Klimaforscher: Aus Krise lernen

Gottfried Kirchengast, Klimaforscher am Wegener Center für Klima und globalen Wandel an der Universität Graz, sieht eine Chance, aus der Krise zu lernen und so indirekt langfristig positive Effekte für Umwelt und Klima zu erzielen. Kirchengast nannte als Beispiel etwa die derzeit geänderte Kommunikation. So könne man daraus lernen, beruflich nicht überall physisch hinfahren zu müssen, sondern mit Fernmeetings zu arbeiten.

Ein zweiter Punkt ist laut Kirchengast, auch klimagerecht zu investieren. „Dann kann auch ein längerfristiger Effekt bestehen“, so der Klimaforscher, denn sonst wäre es leider nur ein kurzfristiger Einmaleffekt – mehr dazu in steiermark.ORF.at.
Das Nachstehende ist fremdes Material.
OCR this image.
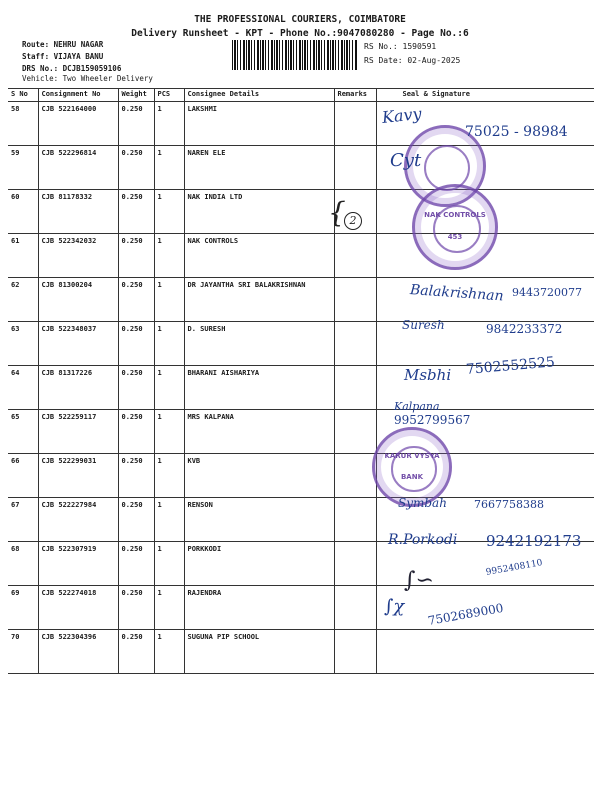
THE PROFESSIONAL COURIERS, COIMBATORE
Delivery Runsheet - KPT - Phone No.:9047080280 - Page No.:6
Route: NEHRU NAGAR
Staff: VIJAYA BANU
DRS No.: DCJB159059106
Vehicle: Two Wheeler Delivery
RS No.: 1590591
RS Date: 02-Aug-2025
S No	Consignment No	Weight	PCS	Consignee Details	Remarks	Seal & Signature
58	CJB 522164000	0.250	1	LAKSHMI		
59	CJB 522296814	0.250	1	NAREN ELE		
60	CJB 81178332	0.250	1	NAK INDIA LTD		
61	CJB 522342032	0.250	1	NAK CONTROLS		
62	CJB 81300204	0.250	1	DR JAYANTHA SRI BALAKRISHNAN		
63	CJB 522348037	0.250	1	D. SURESH		
64	CJB 81317226	0.250	1	BHARANI AISHARIYA		
65	CJB 522259117	0.250	1	MRS KALPANA		
66	CJB 522299031	0.250	1	KVB		
67	CJB 522227984	0.250	1	RENSON		
68	CJB 522307919	0.250	1	PORKKODI		
69	CJB 522274018	0.250	1	RAJENDRA		
70	CJB 522304396	0.250	1	SUGUNA PIP SCHOOL		
NAK CONTROLS
453
KARUR VYSYA
BANK
{ 2
Kavy
75025 - 98984
Cyt
Balakrishnan 9443720077
Suresh	9842233372
Msbhi 7502552525
Kalpana
9952799567
Symbah 7667758388
R.Porkodi 9242192173
∫∽	9952408110
∫χ 7502689000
Klimaökonom: Von der Notlösung zum Standard

Die aktuellen Notlösungen könnten laut dem Grazer Klimaökonomen Karl Steininger, ebenfalls vom Wegener Center, dennoch eine nachhaltige Transformation von Gesellschaft und Wirtschaft vorantreiben. Gestrichene Geschäftsreisen, seltenere Einkaufsfahrten, dafür Videokonferenz, Homeoffice und regionale Lieferdienste – was seit den Zeiten der Ausgangsbeschränkungen noch als Notlösung angesehen wird, könnte laut dem Ökonomen in Zukunft durchaus Standard werden.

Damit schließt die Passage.